Tyler White, University of Tennessee chef instructor, will supervise three summer-session lunches at UT’s Ready for the World Cafe, open to the public and planned and served by Pellissippi State culinary arts students. The Italian-themed lunch is Aug. 1, the French Aug. 8, and the Spanish Aug. 13.
What can a diner expect at a Ready for the World luncheon?
Guests will come to an authentic buffet prepared and run by students. There will be classical foods of the country, a three- or four-course meal.
How did you set the menu?
This is all based on what the students have learned this semester. They’re all juniors in the culinary program, and that’s when we do International cuisine covering French, Italian, Spanish, and Japanese. Ordinarily the menu for Ready the World Cafe events is preset, but this summer we did something a little different and allowed students to prepare their own menus.
Do the Pellissippi culinary students go to school year ‘round?
They go for four semesters back to back—it’s an accelerated program. For the first two semesters, they’re in the lab kitchen 12 hours a week. Then once they start their internship, they’re in the kitchen eight hours a week. That’s still a lot, because most of the students are also taking general education credits, moving towards an associate’s degree. Upon completion of the program they’ll have an associate’s in business administration with a concentration in culinary arts. Most double-major so they also get an associate’s degree in hospitality management from Pellissippi.
Are they really employable afterwards?
Oh definitely. We have upon completion students working for Blackberry Farms, or some top chefs locally. Chef Deron Little, who owns Seasons restaurants, is on our advisory board and has employed some students coming out. Other students have gone the route of working at Kroger Marketplace cafes, and they’re choosing recipes to put on the buffets—we have a lot of presence there. Most are making above $15 an hour, and we have not had a single student have issues with getting an internship. Those are paid internships, and students who don’t have previous work experience, and they are making $9-$10 an hour.
Are any of the students older?
We are unique in that sense. In any one class we might have a 16-year-old, and right now our oldest student already has her Ph. D, and is 67. A lot of the older students are coming back for a new career, or they’re retired and just want to learn a new thing. We’ve had a lot of students come on the GI Bill, using that to further their culinary education.

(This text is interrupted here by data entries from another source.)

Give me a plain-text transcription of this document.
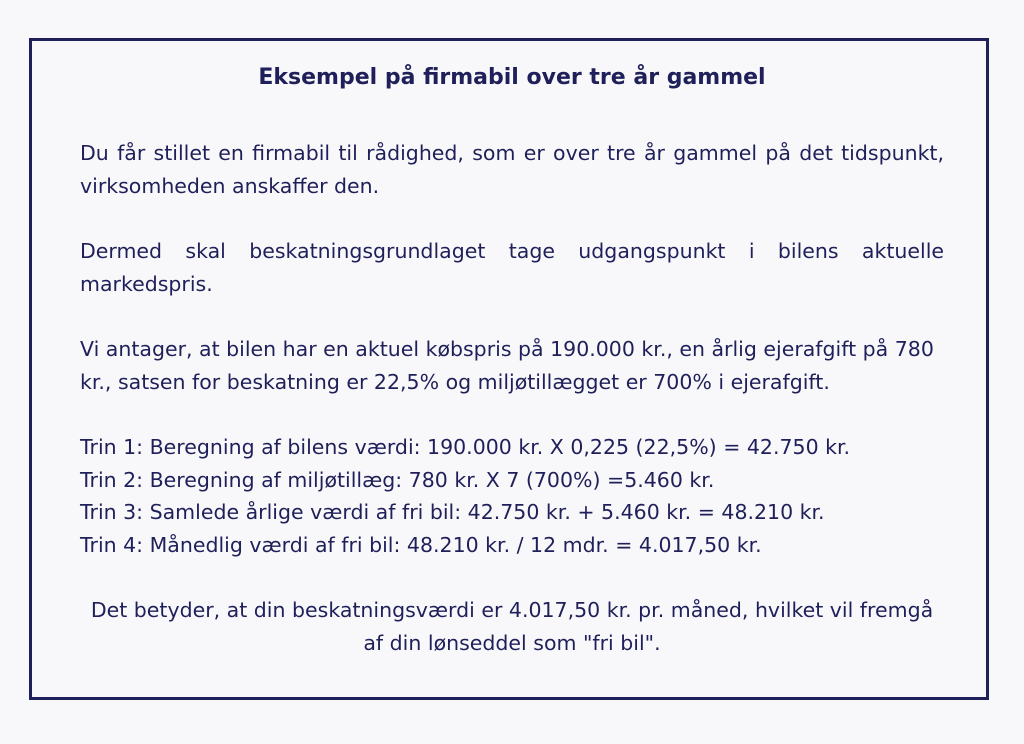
Eksempel på firmabil over tre år gammel

Du får stillet en firmabil til rådighed, som er over tre år gammel på det tidspunkt, virksomheden anskaffer den.

Dermed skal beskatningsgrundlaget tage udgangspunkt i bilens aktuelle markedspris.

Vi antager, at bilen har en aktuel købspris på 190.000 kr., en årlig ejerafgift på 780 kr., satsen for beskatning er 22,5% og miljøtillægget er 700% i ejerafgift.

Trin 1: Beregning af bilens værdi: 190.000 kr. X 0,225 (22,5%) = 42.750 kr.
Trin 2: Beregning af miljøtillæg: 780 kr. X 7 (700%) =5.460 kr.
Trin 3: Samlede årlige værdi af fri bil: 42.750 kr. + 5.460 kr. = 48.210 kr.
Trin 4: Månedlig værdi af fri bil: 48.210 kr. / 12 mdr. = 4.017,50 kr.

Det betyder, at din beskatningsværdi er 4.017,50 kr. pr. måned, hvilket vil fremgå af din lønseddel som "fri bil".
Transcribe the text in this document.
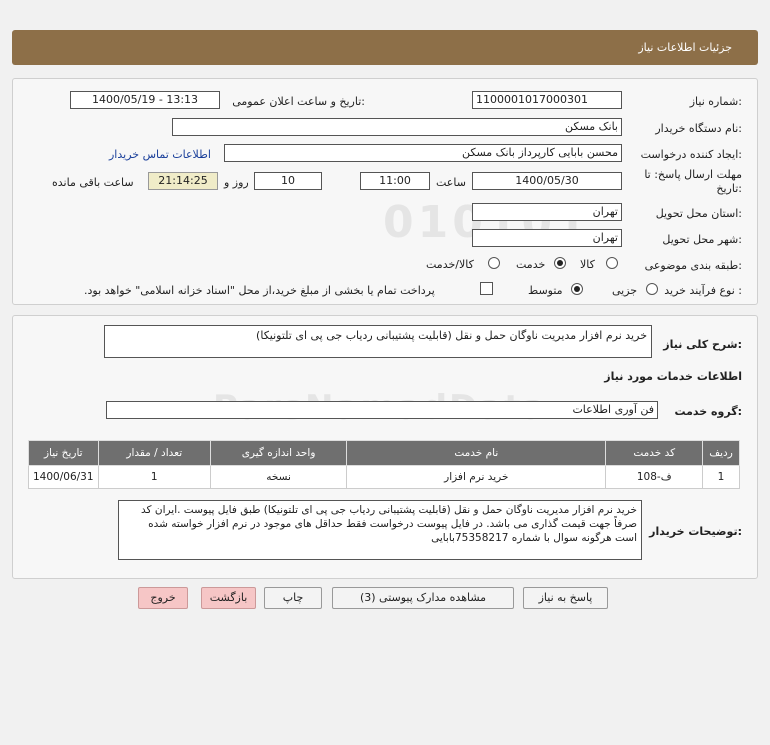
جزئیات اطلاعات نیاز
010101
شماره نیاز:
1100001017000301
تاریخ و ساعت اعلان عمومی:
1400/05/19 - 13:13
نام دستگاه خریدار:
بانک مسکن
ایجاد کننده درخواست:
محسن بابایی کارپرداز بانک مسکن
اطلاعات تماس خریدار
مهلت ارسال پاسخ: تا
تاریخ:
1400/05/30
ساعت
11:00
10
روز و
21:14:25
ساعت باقی مانده
استان محل تحویل:
تهران
شهر محل تحویل:
تهران
طبقه بندی موضوعی:
کالا
خدمت
کالا/خدمت
نوع فرآیند خرید :
جزیی
متوسط
پرداخت تمام یا بخشی از مبلغ خرید،از محل "اسناد خزانه اسلامی" خواهد بود.
شرح کلی نیاز:
خرید نرم افزار مدیریت ناوگان حمل و نقل (قابلیت پشتیبانی ردیاب جی پی ای تلتونیکا)
اطلاعات خدمات مورد نیاز
گروه خدمت:
فن آوری اطلاعات
ردیف	کد خدمت	نام خدمت	واحد اندازه گیری	تعداد / مقدار	تاریخ نیاز
1	ف-108	خرید نرم افزار	نسخه	1	1400/06/31
توضیحات خریدار:
خرید نرم افزار مدیریت ناوگان حمل و نقل (قابلیت پشتیبانی ردیاب جی پی ای تلتونیکا) طبق فایل پیوست .ایران کد صرفاً جهت قیمت گذاری می باشد. در فایل پیوست درخواست فقط حداقل های موجود در نرم افزار خواسته شده است هرگونه سوال با شماره 75358217بابایی
پاسخ به نیاز
مشاهده مدارک پیوستی (3)
چاپ
بازگشت
خروج
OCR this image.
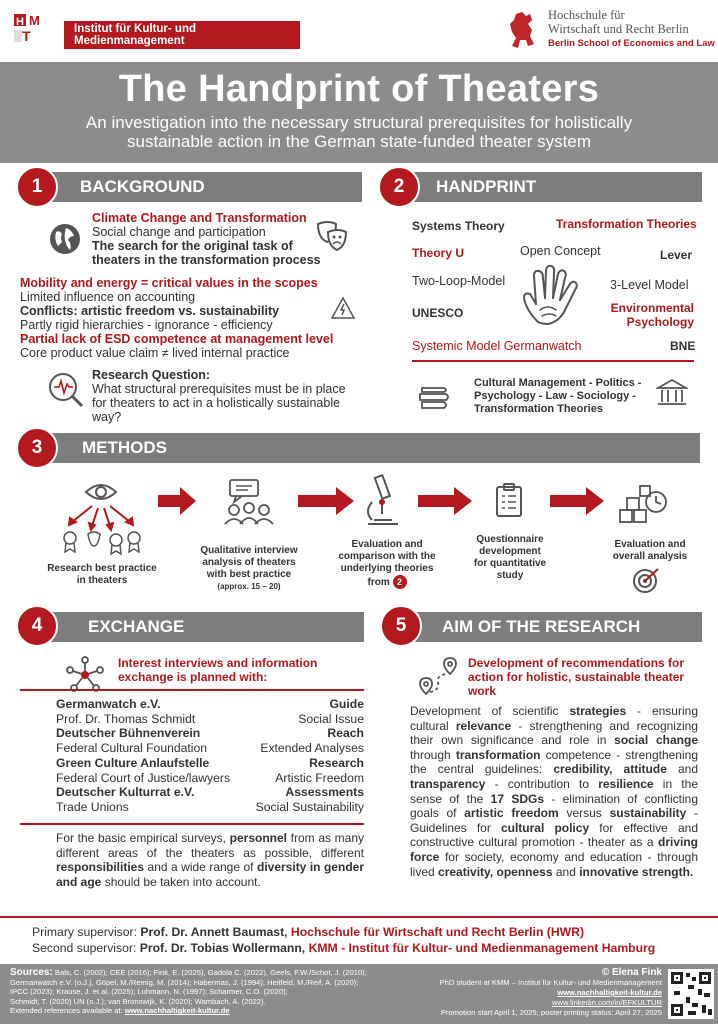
H M
T	Institut für Kultur- und Medienmanagement
Hochschule für
Wirtschaft und Recht Berlin
Berlin School of Economics and Law
The Handprint of Theaters
An investigation into the necessary structural prerequisites for holistically
sustainable action in the German state-funded theater system
BACKGROUND
1
Climate Change and Transformation
Social change and participation
The search for the original task of
theaters in the transformation process
Mobility and energy = critical values in the scopes
Limited influence on accounting
Conflicts: artistic freedom vs. sustainability
Partly rigid hierarchies - ignorance - efficiency
Partial lack of ESD competence at management level
Core product value claim ≠ lived internal practice
Research Question:
What structural prerequisites must be in place
for theaters to act in a holistically sustainable
way?
HANDPRINT
2
Systems Theory	Transformation Theories
Theory U	Open Concept	Lever
Two-Loop-Model	3-Level Model
UNESCO	Environmental
Psychology
Systemic Model Germanwatch	BNE
Cultural Management - Politics -
Psychology - Law - Sociology -
Transformation Theories
METHODS
3
Research best practice
in theaters
Qualitative interview
analysis of theaters
with best practice
(approx. 15 – 20)
Evaluation and
comparison with the
underlying theories
from 2
Questionnaire
development
for quantitative
study
Evaluation and
overall analysis
EXCHANGE
4
Interest interviews and information
exchange is planned with:
Germanwatch e.V.	Guide
Prof. Dr. Thomas Schmidt	Social Issue
Deutscher Bühnenverein	Reach
Federal Cultural Foundation	Extended Analyses
Green Culture Anlaufstelle	Research
Federal Court of Justice/lawyers	Artistic Freedom
Deutscher Kulturrat e.V.	Assessments
Trade Unions	Social Sustainability
For the basic empirical surveys, personnel from as many different areas of the theaters as possible, different responsibilities and a wide range of diversity in gender and age should be taken into account.
AIM OF THE RESEARCH
5
Development of recommendations for
action for holistic, sustainable theater
work
Development of scientific strategies - ensuring cultural relevance - strengthening and recognizing their own significance and role in social change through transformation competence - strengthening the central guidelines: credibility, attitude and transparency - contribution to resilience in the sense of the 17 SDGs - elimination of conflicting goals of artistic freedom versus sustainability - Guidelines for cultural policy for effective and constructive cultural promotion - theater as a driving force for society, economy and education - through lived creativity, openness and innovative strength.
Primary supervisor: Prof. Dr. Annett Baumast, Hochschule für Wirtschaft und Recht Berlin (HWR)
Second supervisor: Prof. Dr. Tobias Wollermann, KMM - Institut für Kultur- und Medienmanagement Hamburg
Sources: Bals, C. (2002); CEE (2016); Fink, E. (2025), Gadola C. (2022), Geels, F.W./Schot, J. (2010);
Germanwatch e.V. (o.J.), Göpel, M./Remig, M. (2014); Habermas, J. (1994); Heitfeld, M./Reif, A. (2020);
IPCC (2023); Krause, J. et al. (2025); Luhmann, N. (1997); Scharmer, C.O. (2020);
Schmidt, T. (2020) UN (o.J.); van Bronswijk, K. (2020); Wambach, A. (2022).
Extended references available at: www.nachhaltigkeit-kultur.de
© Elena Fink
PhD student at KMM – Institut für Kultur- und Medienmanagement
www.nachhaltigkeit-kultur.de
www.linkedin.com/in/EFKULTUR
Promotion start April 1, 2025; poster printing status: April 27, 2025
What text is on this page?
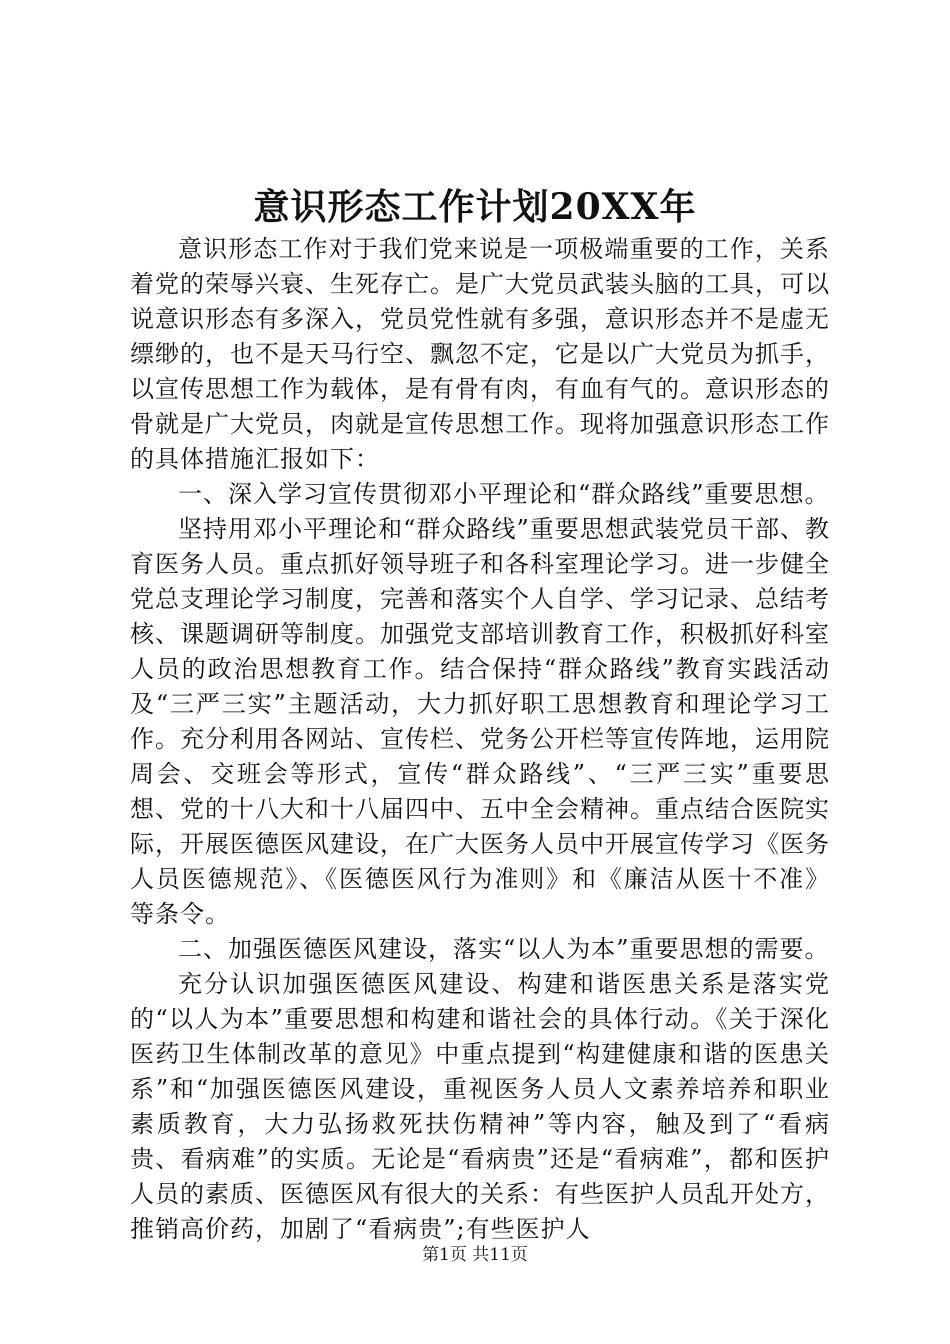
意识形态工作计划20XX年

意识形态工作对于我们党来说是一项极端重要的工作，关系着党的荣辱兴衰、生死存亡。是广大党员武装头脑的工具，可以说意识形态有多深入，党员党性就有多强，意识形态并不是虚无缥缈的，也不是天马行空、飘忽不定，它是以广大党员为抓手，以宣传思想工作为载体，是有骨有肉，有血有气的。意识形态的骨就是广大党员，肉就是宣传思想工作。现将加强意识形态工作的具体措施汇报如下：

一、深入学习宣传贯彻邓小平理论和“群众路线”重要思想。

坚持用邓小平理论和“群众路线”重要思想武装党员干部、教育医务人员。重点抓好领导班子和各科室理论学习。进一步健全党总支理论学习制度，完善和落实个人自学、学习记录、总结考核、课题调研等制度。加强党支部培训教育工作，积极抓好科室人员的政治思想教育工作。结合保持“群众路线”教育实践活动及“三严三实”主题活动，大力抓好职工思想教育和理论学习工作。充分利用各网站、宣传栏、党务公开栏等宣传阵地，运用院周会、交班会等形式，宣传“群众路线”、“三严三实”重要思想、党的十八大和十八届四中、五中全会精神。重点结合医院实际，开展医德医风建设，在广大医务人员中开展宣传学习《医务人员医德规范》、《医德医风行为准则》和《廉洁从医十不准》等条令。

二、加强医德医风建设，落实“以人为本”重要思想的需要。

充分认识加强医德医风建设、构建和谐医患关系是落实党的“以人为本”重要思想和构建和谐社会的具体行动。《关于深化医药卫生体制改革的意见》中重点提到“构建健康和谐的医患关系”和“加强医德医风建设，重视医务人员人文素养培养和职业素质教育，大力弘扬救死扶伤精神”等内容，触及到了“看病贵、看病难”的实质。无论是“看病贵”还是“看病难”，都和医护人员的素质、医德医风有很大的关系：有些医护人员乱开处方，推销高价药，加剧了“看病贵”;有些医护人

第1页 共11页
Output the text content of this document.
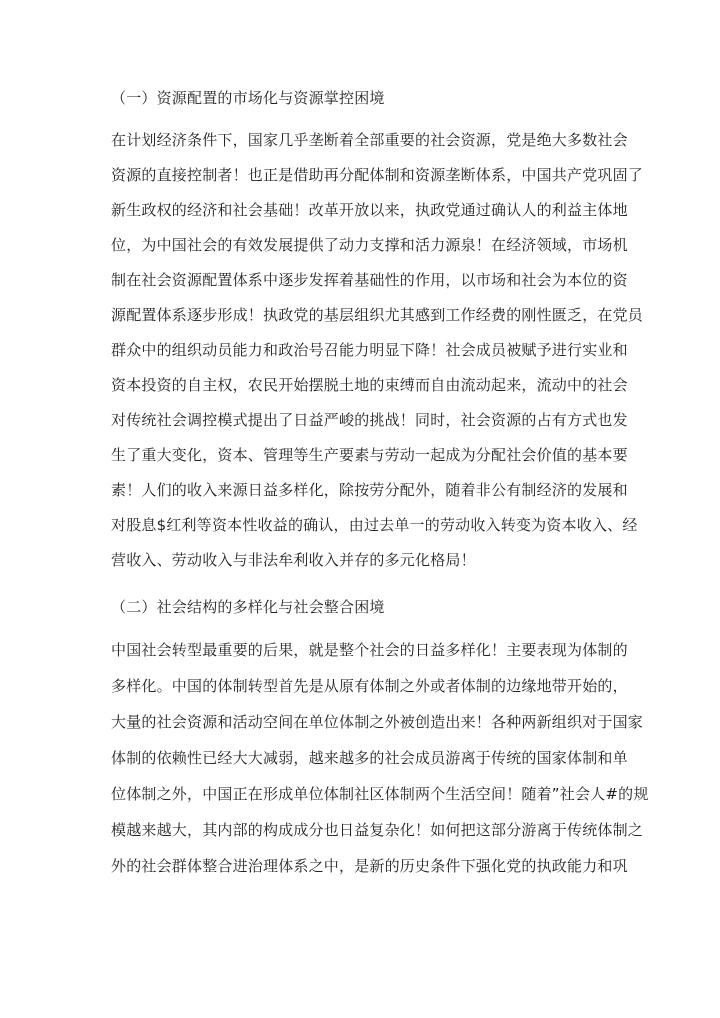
（一）资源配置的市场化与资源掌控困境
在计划经济条件下，国家几乎垄断着全部重要的社会资源，党是绝大多数社会
资源的直接控制者！也正是借助再分配体制和资源垄断体系，中国共产党巩固了
新生政权的经济和社会基础！改革开放以来，执政党通过确认人的利益主体地
位，为中国社会的有效发展提供了动力支撑和活力源泉！在经济领域，市场机
制在社会资源配置体系中逐步发挥着基础性的作用，以市场和社会为本位的资
源配置体系逐步形成！执政党的基层组织尤其感到工作经费的刚性匮乏，在党员
群众中的组织动员能力和政治号召能力明显下降！社会成员被赋予进行实业和
资本投资的自主权，农民开始摆脱土地的束缚而自由流动起来，流动中的社会
对传统社会调控模式提出了日益严峻的挑战！同时，社会资源的占有方式也发
生了重大变化，资本、管理等生产要素与劳动一起成为分配社会价值的基本要
素！人们的收入来源日益多样化，除按劳分配外，随着非公有制经济的发展和
对股息$红利等资本性收益的确认，由过去单一的劳动收入转变为资本收入、经
营收入、劳动收入与非法牟利收入并存的多元化格局！
（二）社会结构的多样化与社会整合困境
中国社会转型最重要的后果，就是整个社会的日益多样化！主要表现为体制的
多样化。中国的体制转型首先是从原有体制之外或者体制的边缘地带开始的，
大量的社会资源和活动空间在单位体制之外被创造出来！各种两新组织对于国家
体制的依赖性已经大大减弱，越来越多的社会成员游离于传统的国家体制和单
位体制之外，中国正在形成单位体制社区体制两个生活空间！随着”社会人#的规
模越来越大，其内部的构成成分也日益复杂化！如何把这部分游离于传统体制之
外的社会群体整合进治理体系之中，是新的历史条件下强化党的执政能力和巩
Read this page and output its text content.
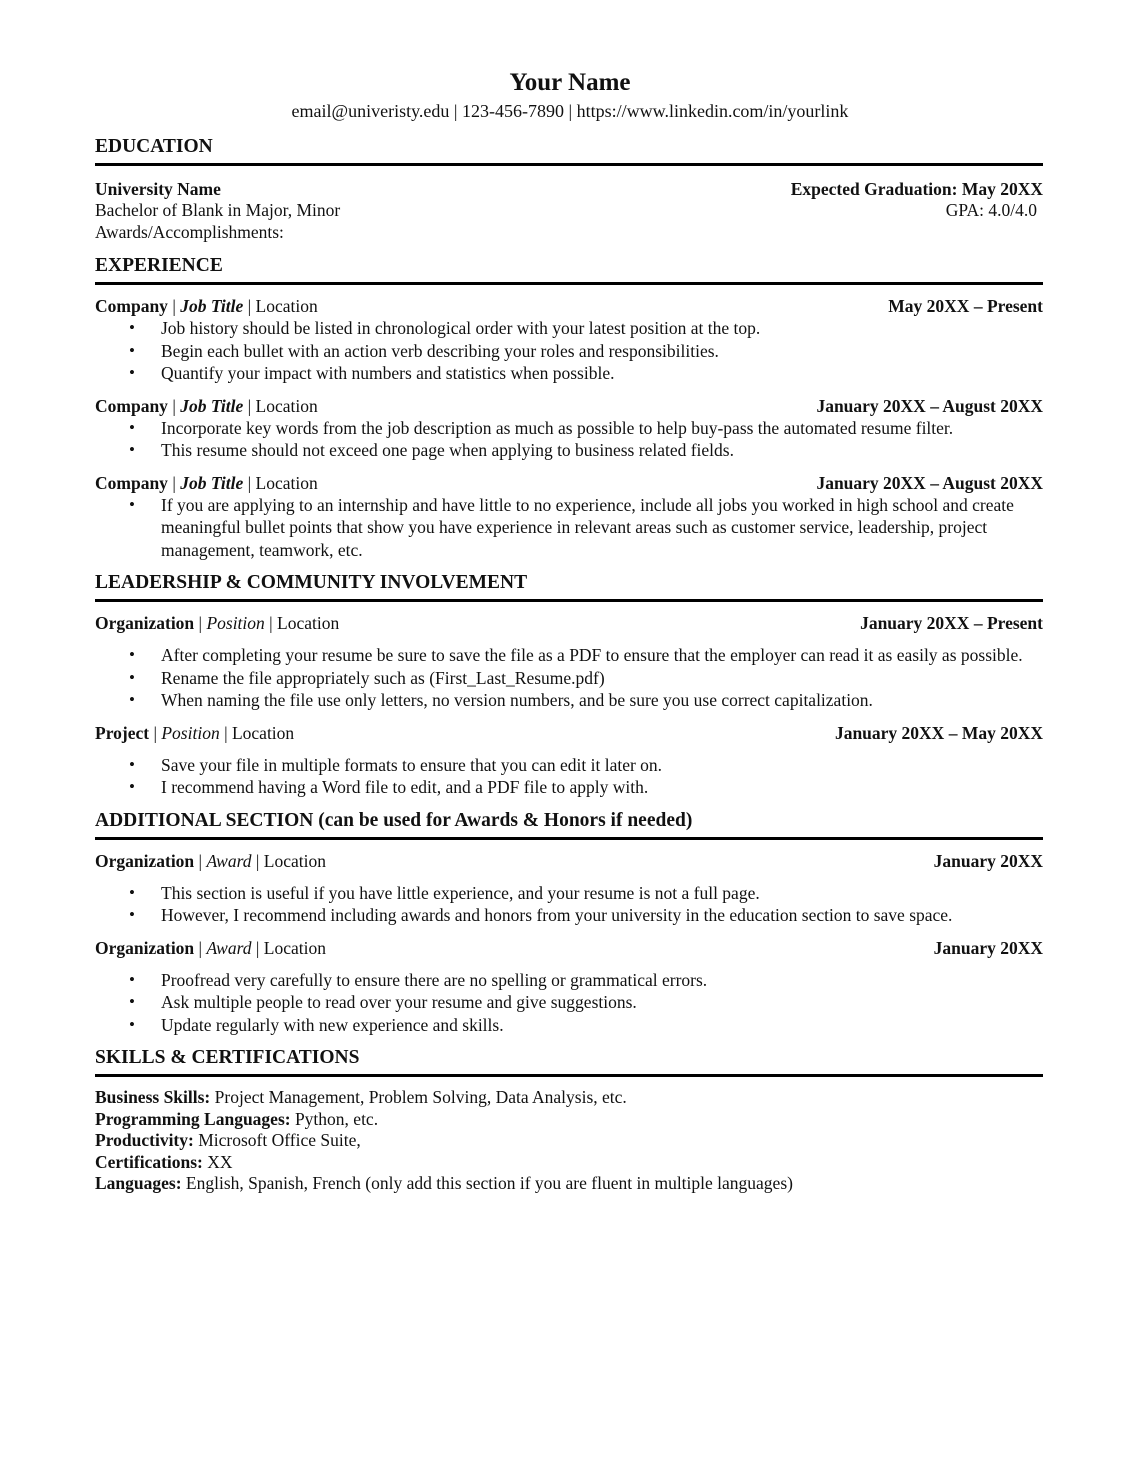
Your Name
email@univeristy.edu | 123-456-7890 | https://www.linkedin.com/in/yourlink
EDUCATION
University Name	Expected Graduation: May 20XX
Bachelor of Blank in Major, Minor	GPA: 4.0/4.0
Awards/Accomplishments:
EXPERIENCE
Company | Job Title | Location	May 20XX – Present
• Job history should be listed in chronological order with your latest position at the top.
• Begin each bullet with an action verb describing your roles and responsibilities.
• Quantify your impact with numbers and statistics when possible.
Company | Job Title | Location	January 20XX – August 20XX
• Incorporate key words from the job description as much as possible to help buy-pass the automated resume filter.
• This resume should not exceed one page when applying to business related fields.
Company | Job Title | Location	January 20XX – August 20XX
• If you are applying to an internship and have little to no experience, include all jobs you worked in high school and create meaningful bullet points that show you have experience in relevant areas such as customer service, leadership, project management, teamwork, etc.
LEADERSHIP & COMMUNITY INVOLVEMENT
Organization | Position | Location	January 20XX – Present
• After completing your resume be sure to save the file as a PDF to ensure that the employer can read it as easily as possible.
• Rename the file appropriately such as (First_Last_Resume.pdf)
• When naming the file use only letters, no version numbers, and be sure you use correct capitalization.
Project | Position | Location	January 20XX – May 20XX
• Save your file in multiple formats to ensure that you can edit it later on.
• I recommend having a Word file to edit, and a PDF file to apply with.
ADDITIONAL SECTION (can be used for Awards & Honors if needed)
Organization | Award | Location	January 20XX
• This section is useful if you have little experience, and your resume is not a full page.
• However, I recommend including awards and honors from your university in the education section to save space.
Organization | Award | Location	January 20XX
• Proofread very carefully to ensure there are no spelling or grammatical errors.
• Ask multiple people to read over your resume and give suggestions.
• Update regularly with new experience and skills.
SKILLS & CERTIFICATIONS
Business Skills: Project Management, Problem Solving, Data Analysis, etc.
Programming Languages: Python, etc.
Productivity: Microsoft Office Suite,
Certifications: XX
Languages: English, Spanish, French (only add this section if you are fluent in multiple languages)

Which of the international cuisines is most popular with the students?
Probably the Japanese, though that’s not always the most popular with our clients. We have a chef come in and teach sushi, and all the students get the mats out, learn how to cut fish, make sauces, all that. Sysco, which is involved heavily as a sponsor, sends an executive chef out to teach the French cooking and that’s also very popular with the students.
Will there be white tablecloths?
It depends on what students plan for the decor; they’re trying to match it to the cuisine. And each table is going to have appetizers—warm olives and antipasto for the Italian, and for the French the students will be passing around escargot they learned to prepare in class.
Do any students shrink from the serving aspect of the luncheons?
No, we break them of that fear very, very early freshman year. We do a lot of events where they’re exposed to the public and serving people, like chili cook-offs and wing cook-offs—we’re out in the community. Before the Italian lunch, for example, the school-age childcare group Shades of Development is coming to our facility and we’re going to teach them the science of cooking by making ice cream in a bag. The kids were reading The Magic School Bus Gets Baked Into a Cake so I had my students watch the cartoon so they could plan the project. We’re going to the Public Defenders’ Office summer care program for at-risk youth that afternoon to show them, too.
Are the lunches popular?
It’s as close as we can come to a real world atmosphere for the students. Because they’re going to feed the public, in the only profession where everyone notes instantaneously whether you did good or bad. You don’t have to wait for some boss and a performance review. Events like this help them get used to the reality: everyone’s a critic.